How Development Media International works
Most poverty aid programs focus on the “supply side” of interventions — for example, training doctors and nurses, supplying equipment and medications, and building healthcare facilities. In contrast, DMI works on the critical but much-neglected “demand side.”
Many of DMI’s campaigns are broadcast on radio in the form of minute-long spots in local languages, written by DMI’s creative teams in Africa with oversight from creative experts in the UK. They run 10 times per day over several months or years. Some campaigns also involve interactive radio programs, which encourage audiences to phone-in and participate in the radio shows.
TV spots, usually one minute in length and featuring local actors, are broadcast at peak times on popular channels to engage large audiences, ideally at a minimum of three times per day. Mobile video campaigns can be shared via peer-to-peer networks through SD cards or Bluetooth, or on social media, depending on the target demographic.
DMI researches local beliefs, attitudes, behaviors, languages, and barriers to behavior change in order to create customized media spots that encourage communities to make use of the health care services already available to them, as well as promote positive behaviours that do not rely on services.
Delivered at scale, DMI’s campaigns are estimated to cost only US$22 per disability-adjusted life year (DALY), or US$602 per life saved. After DMI conducted a major five-year campaign in Burkina Faso, they evaluated its success with the largest-ever randomized controlled trial to measure the impact of media on health behaviors. Results showed that child mortality was reduced by 9.7%, with approximately 3,000 lives saved — suggesting that this approach is among the most cost-effective methods of saving children’s lives. 

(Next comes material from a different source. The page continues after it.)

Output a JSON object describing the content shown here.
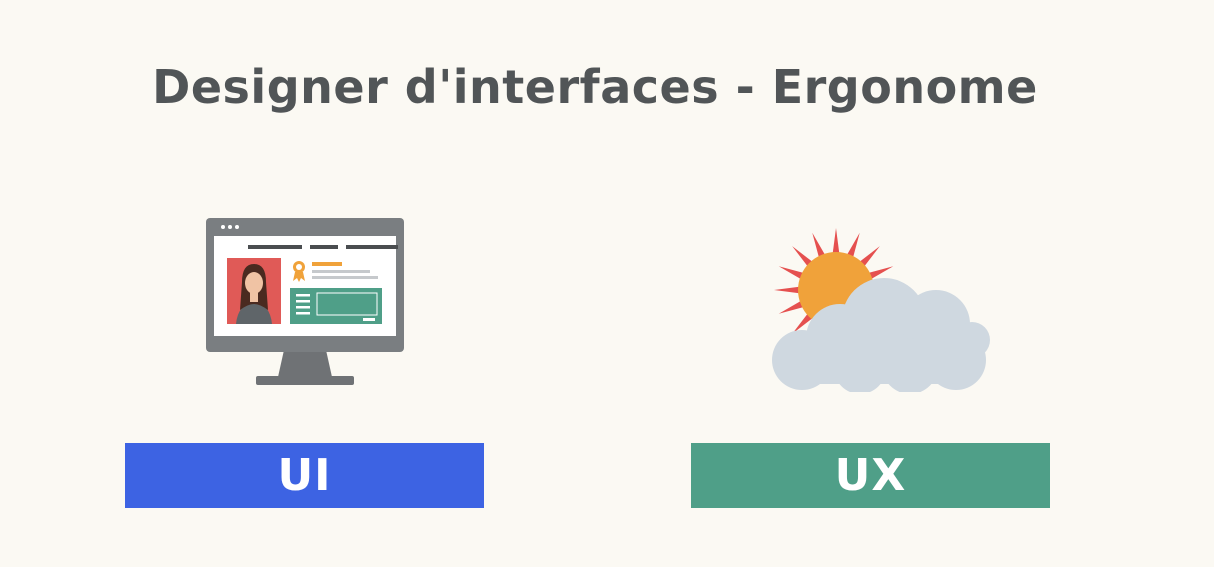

DMI’s Burkina Faso campaign was the first time mass media had been scientifically proven to change behaviors in a low-income country. DMI has since completed a second randomized control trial on a family planning campaign in Burkina Faso. The results will be published later this year. 
The organization is currently running programs in Burkina Faso, Côte d’Ivoire, Ethiopia, Madagascar, Malawi, Mozambique, Tanzania, Uganda, and Zambia.